Im Juli dann erkundeten wir die Museumsinsel, seit 1999 Unesco-Weltkulturerbe, sachkundig geführt von Razan Nassreddine von der Organisation „Multaka – Treffpunkt Museum“. Das Neue Museum mit der ägyptischen Sammlung und der Nofretete hatten wir schon vorher besucht, nun ging es darum, einen Eindruck von der Vielfalt an Gebäuden und Sammlungen zu bekommen. Die Museumsinsel entstammt dem Zeitalter der Aufklärung. Kunst aus ganz verschiedenen Welten sollte allen Menschen zugänglich machen und ihrer Bildung und der Wissenschaft und Forschung dienen, wie auch heute gern betont wird. Die Museumsinsel wirft aber auch Fragen auf: Hat diese Art der Bildung wirklich zu mehr Humanität geführt? Die noch sichtbaren Spuren des letzten Krieges, wie Einschusslöcher in manchen Mauern, erinnern daran, dass auch die Aufklärung die unheilvollen Geschehnisse des letzten Jahrhunderts nicht verhindert hat. Heute gilt die Museumsinsel in erster Linie als Magnet für Touristen und Touristinnen aus aller Welt. Die Atmosphäre dort lässt leicht vergessen, dass auch heutzutage verschiedene Welten aufeinanderprallen, sich teilweise bekämpfen statt sich besser kennenzulernen.
Kritischen Stimmen zufolge war das Projekt der Museumsinsel ein eurozentristisches Resultat der Konkurrenz zwischen Großmächten um die Aneignung der Geschichte der präosmanischen und osmanischen Regionen. Diese wurde als Vorläufer der europäischen Zivilisation begriffen. So steht das einzige Gebäude, das der deutschen Kunst gewidmet ist, die Alte Nationalgalerie, auf einem besonders hohen Unterbau; sie thront quasi über allem anderen. Darüber lässt sich heute reflektieren, so dass bei einem Besuch die ganze Insel selbst als eine Art Exponat betrachtet werden kann. Dazu passt die heutige Idee, dass die Museen statt Orte der Bildung und Belehrung eher zu Stätten der Begegnung auf Augenhöhe werden könnten – gerade auch mit Besucherinnen, die oder deren Vorfahren aus den Gebieten kommen, aus denen die Ausstellungsobjekte nach Berlin gelangt sind.

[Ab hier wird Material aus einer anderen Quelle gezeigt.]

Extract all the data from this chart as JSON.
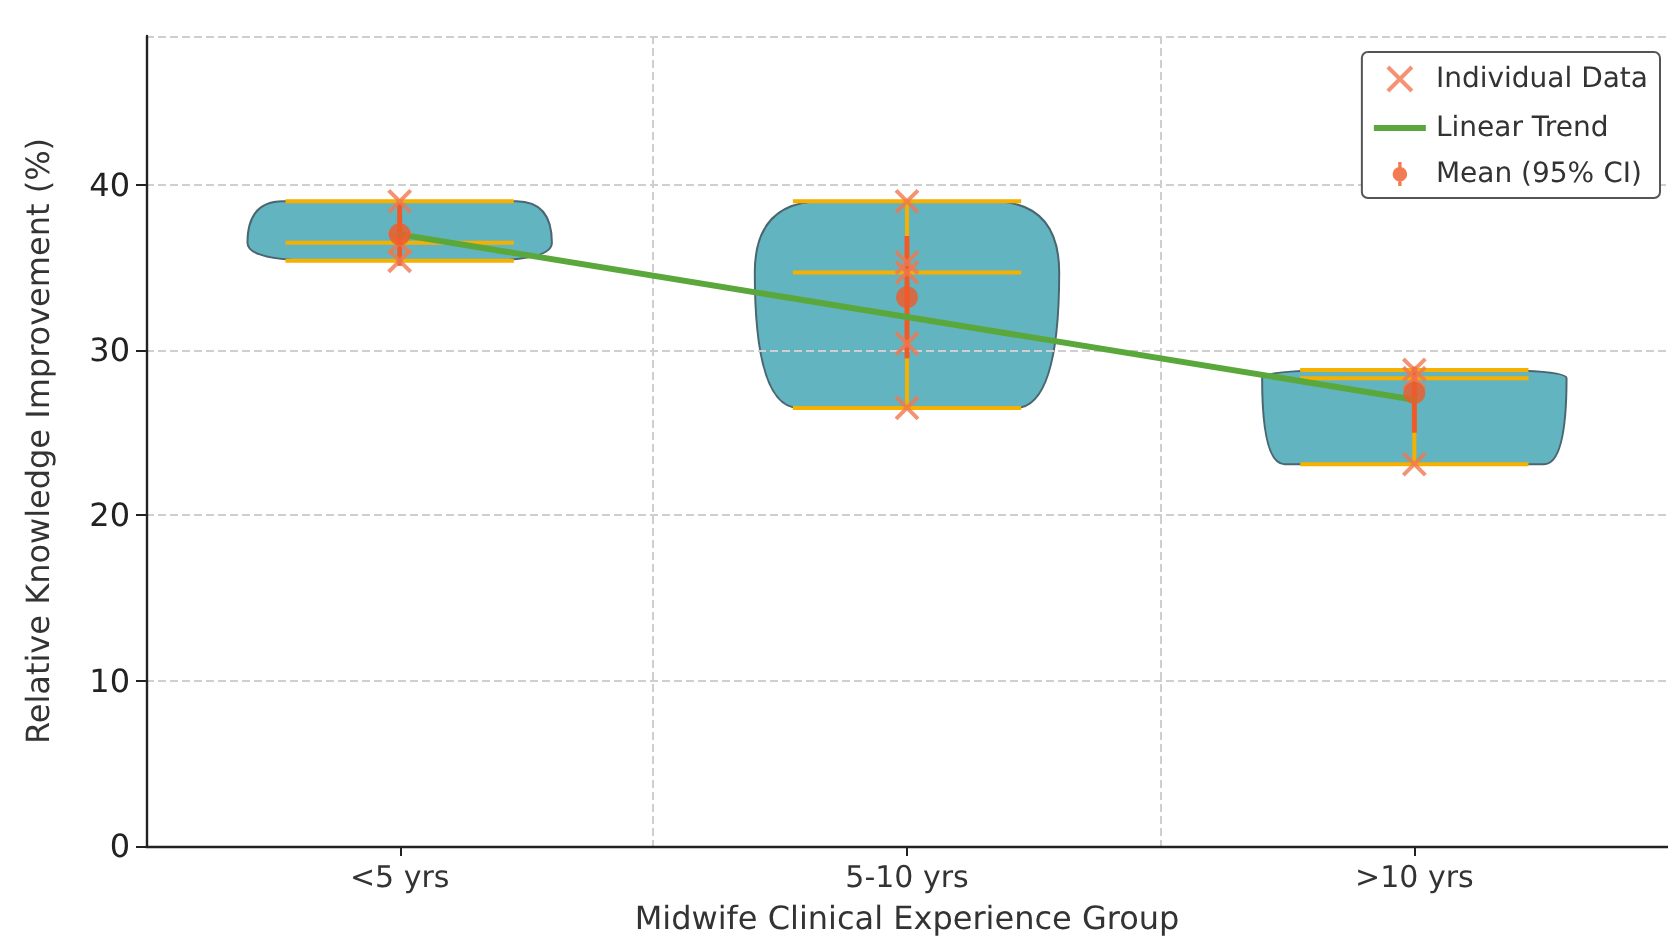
{
  "chart_data": {
    "type": "scatter",
    "xlabel": "Midwife Clinical Experience Group",
    "ylabel": "Relative Knowledge Improvement (%)",
    "categories": [
      "<5 yrs",
      "5-10 yrs",
      ">10 yrs"
    ],
    "ylim": [
      0,
      49
    ],
    "yticks": [
      0,
      10,
      20,
      30,
      40
    ],
    "grid": true,
    "legend": "top right",
    "series": [
      {
        "type": "box",
        "color": "#f5b000",
        "boxes": [
          {
            "low": 35.4,
            "q1": 36.5,
            "median": 36.5,
            "q3": 36.5,
            "high": 39.0
          },
          {
            "low": 26.5,
            "q1": 34.7,
            "median": 34.7,
            "q3": 34.7,
            "high": 39.0
          },
          {
            "low": 23.1,
            "q1": 28.3,
            "median": 28.3,
            "q3": 28.3,
            "high": 28.8
          }
        ]
      },
      {
        "name": "Individual Data",
        "marker": "cross",
        "color": "#f07850",
        "x": [
          "<5 yrs",
          "<5 yrs",
          "<5 yrs",
          "5-10 yrs",
          "5-10 yrs",
          "5-10 yrs",
          "5-10 yrs",
          "5-10 yrs",
          ">10 yrs",
          ">10 yrs",
          ">10 yrs"
        ],
        "values": [
          39.0,
          35.4,
          36.5,
          30.4,
          26.5,
          39.0,
          35.3,
          34.7,
          28.3,
          28.8,
          23.1
        ]
      },
      {
        "name": "Linear Trend",
        "type": "line",
        "marker": "none",
        "color": "#5aa83c",
        "values": [
          37.0,
          32.0,
          27.0
        ]
      },
      {
        "name": "Mean (95% CI)",
        "marker": "circle",
        "color": "#f05a28",
        "values": [
          37.0,
          33.2,
          27.4
        ],
        "errors": [
          [
            35.1,
            38.9
          ],
          [
            29.5,
            36.9
          ],
          [
            25.0,
            29.0
          ]
        ]
      }
    ]
  }
}
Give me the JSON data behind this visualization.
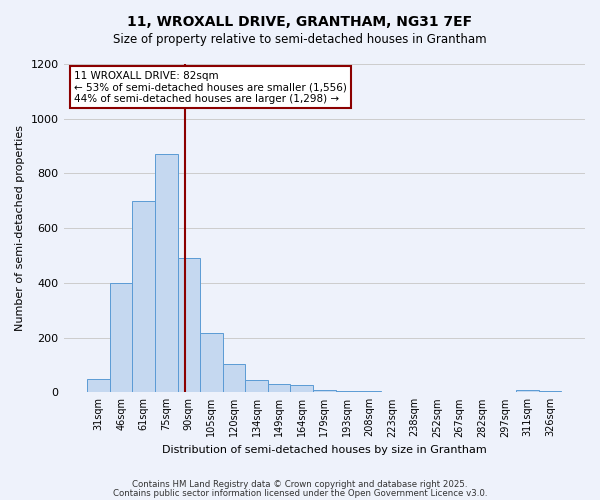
{
  "title1": "11, WROXALL DRIVE, GRANTHAM, NG31 7EF",
  "title2": "Size of property relative to semi-detached houses in Grantham",
  "xlabel": "Distribution of semi-detached houses by size in Grantham",
  "ylabel": "Number of semi-detached properties",
  "bar_values": [
    50,
    400,
    700,
    870,
    490,
    215,
    105,
    45,
    30,
    28,
    10,
    5,
    3,
    2,
    1,
    1,
    1,
    0,
    0,
    10,
    5
  ],
  "bin_labels": [
    "31sqm",
    "46sqm",
    "61sqm",
    "75sqm",
    "90sqm",
    "105sqm",
    "120sqm",
    "134sqm",
    "149sqm",
    "164sqm",
    "179sqm",
    "193sqm",
    "208sqm",
    "223sqm",
    "238sqm",
    "252sqm",
    "267sqm",
    "282sqm",
    "297sqm",
    "311sqm",
    "326sqm"
  ],
  "bar_color": "#c5d8f0",
  "bar_edge_color": "#5b9bd5",
  "vline_x": 3.85,
  "vline_color": "#8b0000",
  "annotation_title": "11 WROXALL DRIVE: 82sqm",
  "annotation_line1": "← 53% of semi-detached houses are smaller (1,556)",
  "annotation_line2": "44% of semi-detached houses are larger (1,298) →",
  "annotation_box_color": "#8b0000",
  "ylim": [
    0,
    1200
  ],
  "yticks": [
    0,
    200,
    400,
    600,
    800,
    1000,
    1200
  ],
  "footer1": "Contains HM Land Registry data © Crown copyright and database right 2025.",
  "footer2": "Contains public sector information licensed under the Open Government Licence v3.0.",
  "background_color": "#eef2fb"
}
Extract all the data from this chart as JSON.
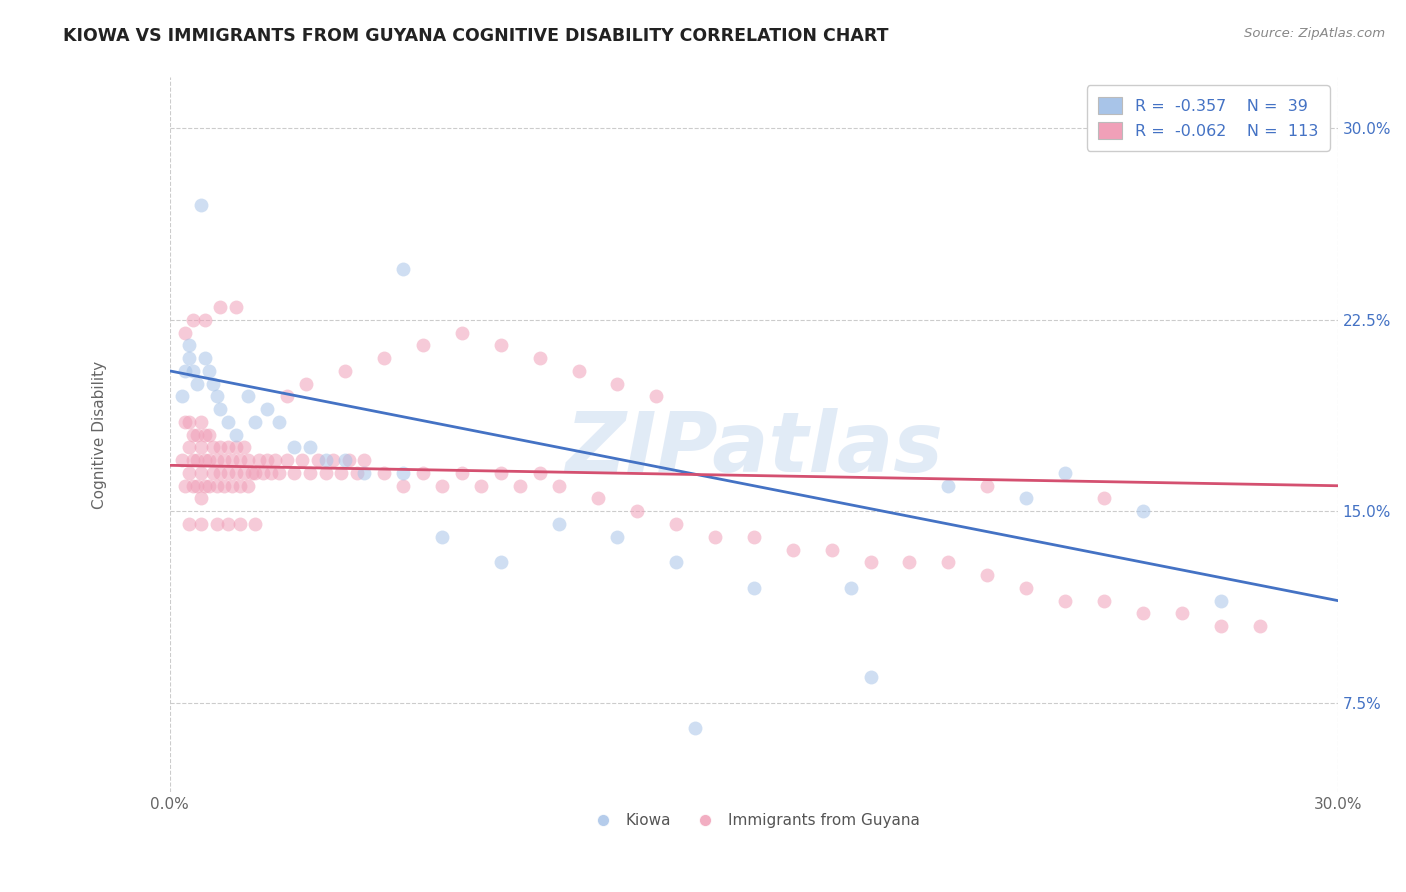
{
  "title": "KIOWA VS IMMIGRANTS FROM GUYANA COGNITIVE DISABILITY CORRELATION CHART",
  "source": "Source: ZipAtlas.com",
  "ylabel": "Cognitive Disability",
  "xlim": [
    0.0,
    0.3
  ],
  "ylim": [
    0.04,
    0.32
  ],
  "yticks": [
    0.075,
    0.15,
    0.225,
    0.3
  ],
  "ytick_labels": [
    "7.5%",
    "15.0%",
    "22.5%",
    "30.0%"
  ],
  "blue_color": "#a8c4e8",
  "pink_color": "#f0a0b8",
  "blue_line_color": "#4472c4",
  "pink_line_color": "#d45070",
  "scatter_alpha": 0.55,
  "marker_size": 100,
  "kiowa_line_x0": 0.0,
  "kiowa_line_y0": 0.205,
  "kiowa_line_x1": 0.3,
  "kiowa_line_y1": 0.115,
  "guyana_line_x0": 0.0,
  "guyana_line_y0": 0.168,
  "guyana_line_x1": 0.3,
  "guyana_line_y1": 0.16,
  "kiowa_x": [
    0.003,
    0.004,
    0.005,
    0.005,
    0.006,
    0.007,
    0.008,
    0.009,
    0.01,
    0.011,
    0.012,
    0.013,
    0.015,
    0.017,
    0.02,
    0.022,
    0.025,
    0.028,
    0.032,
    0.036,
    0.04,
    0.045,
    0.05,
    0.06,
    0.07,
    0.085,
    0.1,
    0.115,
    0.13,
    0.15,
    0.175,
    0.2,
    0.22,
    0.23,
    0.25,
    0.27,
    0.06,
    0.135,
    0.18
  ],
  "kiowa_y": [
    0.195,
    0.205,
    0.21,
    0.215,
    0.205,
    0.2,
    0.27,
    0.21,
    0.205,
    0.2,
    0.195,
    0.19,
    0.185,
    0.18,
    0.195,
    0.185,
    0.19,
    0.185,
    0.175,
    0.175,
    0.17,
    0.17,
    0.165,
    0.165,
    0.14,
    0.13,
    0.145,
    0.14,
    0.13,
    0.12,
    0.12,
    0.16,
    0.155,
    0.165,
    0.15,
    0.115,
    0.245,
    0.065,
    0.085
  ],
  "guyana_x": [
    0.003,
    0.004,
    0.004,
    0.005,
    0.005,
    0.005,
    0.006,
    0.006,
    0.006,
    0.007,
    0.007,
    0.007,
    0.008,
    0.008,
    0.008,
    0.008,
    0.009,
    0.009,
    0.009,
    0.01,
    0.01,
    0.01,
    0.011,
    0.011,
    0.012,
    0.012,
    0.013,
    0.013,
    0.014,
    0.014,
    0.015,
    0.015,
    0.016,
    0.016,
    0.017,
    0.017,
    0.018,
    0.018,
    0.019,
    0.019,
    0.02,
    0.02,
    0.021,
    0.022,
    0.023,
    0.024,
    0.025,
    0.026,
    0.027,
    0.028,
    0.03,
    0.032,
    0.034,
    0.036,
    0.038,
    0.04,
    0.042,
    0.044,
    0.046,
    0.048,
    0.05,
    0.055,
    0.06,
    0.065,
    0.07,
    0.075,
    0.08,
    0.085,
    0.09,
    0.095,
    0.1,
    0.11,
    0.12,
    0.13,
    0.14,
    0.15,
    0.16,
    0.17,
    0.18,
    0.19,
    0.2,
    0.21,
    0.22,
    0.23,
    0.24,
    0.25,
    0.26,
    0.27,
    0.28,
    0.03,
    0.035,
    0.045,
    0.055,
    0.065,
    0.075,
    0.085,
    0.095,
    0.105,
    0.115,
    0.125,
    0.005,
    0.008,
    0.012,
    0.015,
    0.018,
    0.022,
    0.004,
    0.006,
    0.009,
    0.013,
    0.017,
    0.21,
    0.24
  ],
  "guyana_y": [
    0.17,
    0.185,
    0.16,
    0.165,
    0.175,
    0.185,
    0.16,
    0.17,
    0.18,
    0.16,
    0.17,
    0.18,
    0.155,
    0.165,
    0.175,
    0.185,
    0.16,
    0.17,
    0.18,
    0.16,
    0.17,
    0.18,
    0.165,
    0.175,
    0.16,
    0.17,
    0.165,
    0.175,
    0.16,
    0.17,
    0.165,
    0.175,
    0.16,
    0.17,
    0.165,
    0.175,
    0.16,
    0.17,
    0.165,
    0.175,
    0.16,
    0.17,
    0.165,
    0.165,
    0.17,
    0.165,
    0.17,
    0.165,
    0.17,
    0.165,
    0.17,
    0.165,
    0.17,
    0.165,
    0.17,
    0.165,
    0.17,
    0.165,
    0.17,
    0.165,
    0.17,
    0.165,
    0.16,
    0.165,
    0.16,
    0.165,
    0.16,
    0.165,
    0.16,
    0.165,
    0.16,
    0.155,
    0.15,
    0.145,
    0.14,
    0.14,
    0.135,
    0.135,
    0.13,
    0.13,
    0.13,
    0.125,
    0.12,
    0.115,
    0.115,
    0.11,
    0.11,
    0.105,
    0.105,
    0.195,
    0.2,
    0.205,
    0.21,
    0.215,
    0.22,
    0.215,
    0.21,
    0.205,
    0.2,
    0.195,
    0.145,
    0.145,
    0.145,
    0.145,
    0.145,
    0.145,
    0.22,
    0.225,
    0.225,
    0.23,
    0.23,
    0.16,
    0.155
  ]
}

Viele von ihnen leben in Berlin, werden aber bisher nicht als eine typische Zielgruppe der Museen betrachtet. Dabei könnten sie zu einer Verständigung und einem besseren gegenseitigen Verstehen beitragen. Die türkischen Teilnehmerinnen von MiMuM jedenfalls freuen sich schon darauf, im Bode-Museum Gegenstände aus der byzantinischen Zeit der heutigen Türkei zu entdecken und wieder in eine andere, vergangene Welt einzutauchen.